To Kill a King" prosegue sulla scia del suo predecessore senza prestarsi a chissà quali rivoluzioni (e meno male!) portando in dote un lotto di canzoni che più classiche non si può, dalla durata abbastanza elevata (siamo quasi sempre oltre i cinque minuti) e dal feeling difficilmente riscontrabile in altre band. Sí perché anche grazie ad una produzione naturale, rotonda, sporca il giusto, si riescono a sentire distintamente tutti gli strumenti e l'armonia che da essa deriva. C'è una coesione esemplare tra il cantato di
Patrick (ormai ci sarete abituati, spero), la bellissima batteria di
Neuderth, il basso pulsante sul fondo di
Phil Ross e la magica chitarra dei
Shelton.
Lo Squalo si prende anche il microfono in alcuni casi, tipo nella stupenda
The Arena, e subito scatta il fomento per uno dei pezzi più potenti del lotto, degna di apparire nella tracklist di un "
Open The Gates" o di un "
Mystification" con la sua potenza trascinante. Per lo più abbiamo a che fare con brani molto atmosferici, che legano testo e musica, che spesso partono in punta di piedi, quasi rarefatti, con una voce sussurrata, chitarre arpeggiate, poi piano piano prendono forma, mettendo muscoli dove servono ma rimanendo sempre fascinose e malinconiche il giusto. Tra gli esempi migliori di questo modo di comporre abbiamo sicuramente
In The Wake e
The Other Side, brani che se non vi emozionano... boh, vi meritate le Butcher Babies. In generale "
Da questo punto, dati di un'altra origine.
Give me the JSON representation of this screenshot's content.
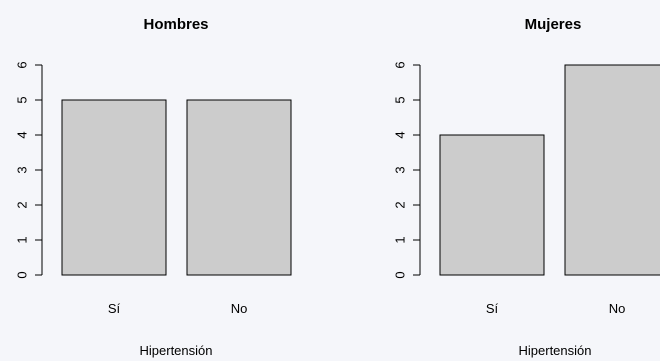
{
  "chart_data": [
    {
      "type": "bar",
      "title": "Hombres",
      "xlabel": "Hipertensión",
      "ylabel": "",
      "categories": [
        "Sí",
        "No"
      ],
      "values": [
        5,
        5
      ],
      "ylim": [
        0,
        6
      ],
      "yticks": [
        0,
        1,
        2,
        3,
        4,
        5,
        6
      ],
      "bar_color": "#cccccc",
      "grid": false
    },
    {
      "type": "bar",
      "title": "Mujeres",
      "xlabel": "Hipertensión",
      "ylabel": "",
      "categories": [
        "Sí",
        "No"
      ],
      "values": [
        4,
        6
      ],
      "ylim": [
        0,
        6
      ],
      "yticks": [
        0,
        1,
        2,
        3,
        4,
        5,
        6
      ],
      "bar_color": "#cccccc",
      "grid": false
    }
  ]
}
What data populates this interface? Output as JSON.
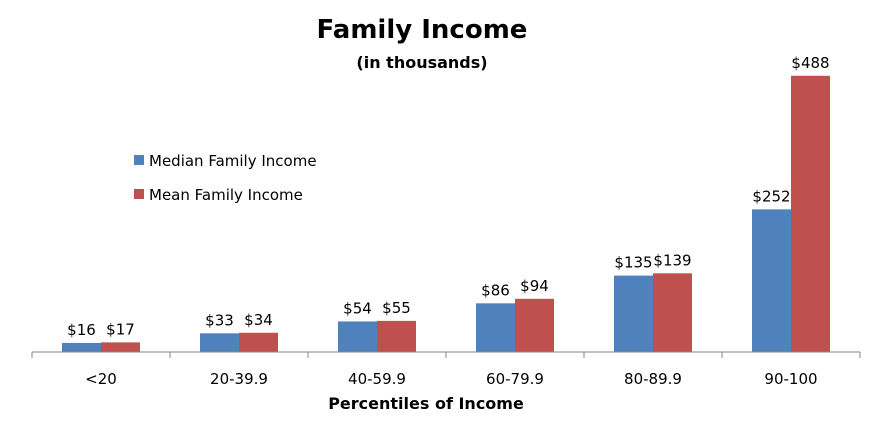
{
  "chart_data": {
    "type": "bar",
    "title": "Family Income",
    "subtitle": "(in thousands)",
    "xlabel": "Percentiles of Income",
    "ylabel": "",
    "categories": [
      "<20",
      "20-39.9",
      "40-59.9",
      "60-79.9",
      "80-89.9",
      "90-100"
    ],
    "series": [
      {
        "name": "Median Family Income",
        "color": "#4F81BD",
        "values": [
          16,
          33,
          54,
          86,
          135,
          252
        ],
        "labels": [
          "$16",
          "$33",
          "$54",
          "$86",
          "$135",
          "$252"
        ]
      },
      {
        "name": "Mean Family Income",
        "color": "#C0504D",
        "values": [
          17,
          34,
          55,
          94,
          139,
          488
        ],
        "labels": [
          "$17",
          "$34",
          "$55",
          "$94",
          "$139",
          "$488"
        ]
      }
    ],
    "ylim": [
      0,
      500
    ],
    "grid": false,
    "legend_position": "left, inside plot"
  }
}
To Kill a King" è un disco vintage, vero, che gracchia e con gli schiocchi del vinile (sì, anche negli mp3), più "tranquillo" ed atmosferico del suo predecessore, che si presenta quasi come una lunga jam session. Pochi i momenti aggressivi in cui parte la doppia cassa e le valvole si saturano, tanti i momenti emozionanti in cui le canzoni ti toccano. Ecco, a volte gli assoli stridenti e le linee di chitarra vengono tirate un pochino per le lunghe, oltre il dovuto, ma ci sta che questa "gentaglia" si esprima come più gli aggrada, senza guardare in faccia a nessuno. Dopo quarant'anni se lo possono permettere. Avrete notato che ho parlato del disco senza entrare troppo nel dettaglio, senza fare un track by track, sottolineando solo alcune cose (pregi e difetti) ed evitando di paragonarlo alla produzione precedente, questo perché ritengo che non abbia nessun senso confrontare "
To Kill A King" con "
The Deluge" o con "
Voyager" ad esempio (mamma che disco...). I
Manilla Road non hanno MAI fatto un brutto disco (ok, qualcuno non gli è riuscito benissimo come "
The Circus Maximus" o "
Atlantis Rising"), il loro suono è sporco, semplice, epico e potente. Prendere o lasciare. Se lasciate, peggio per voi.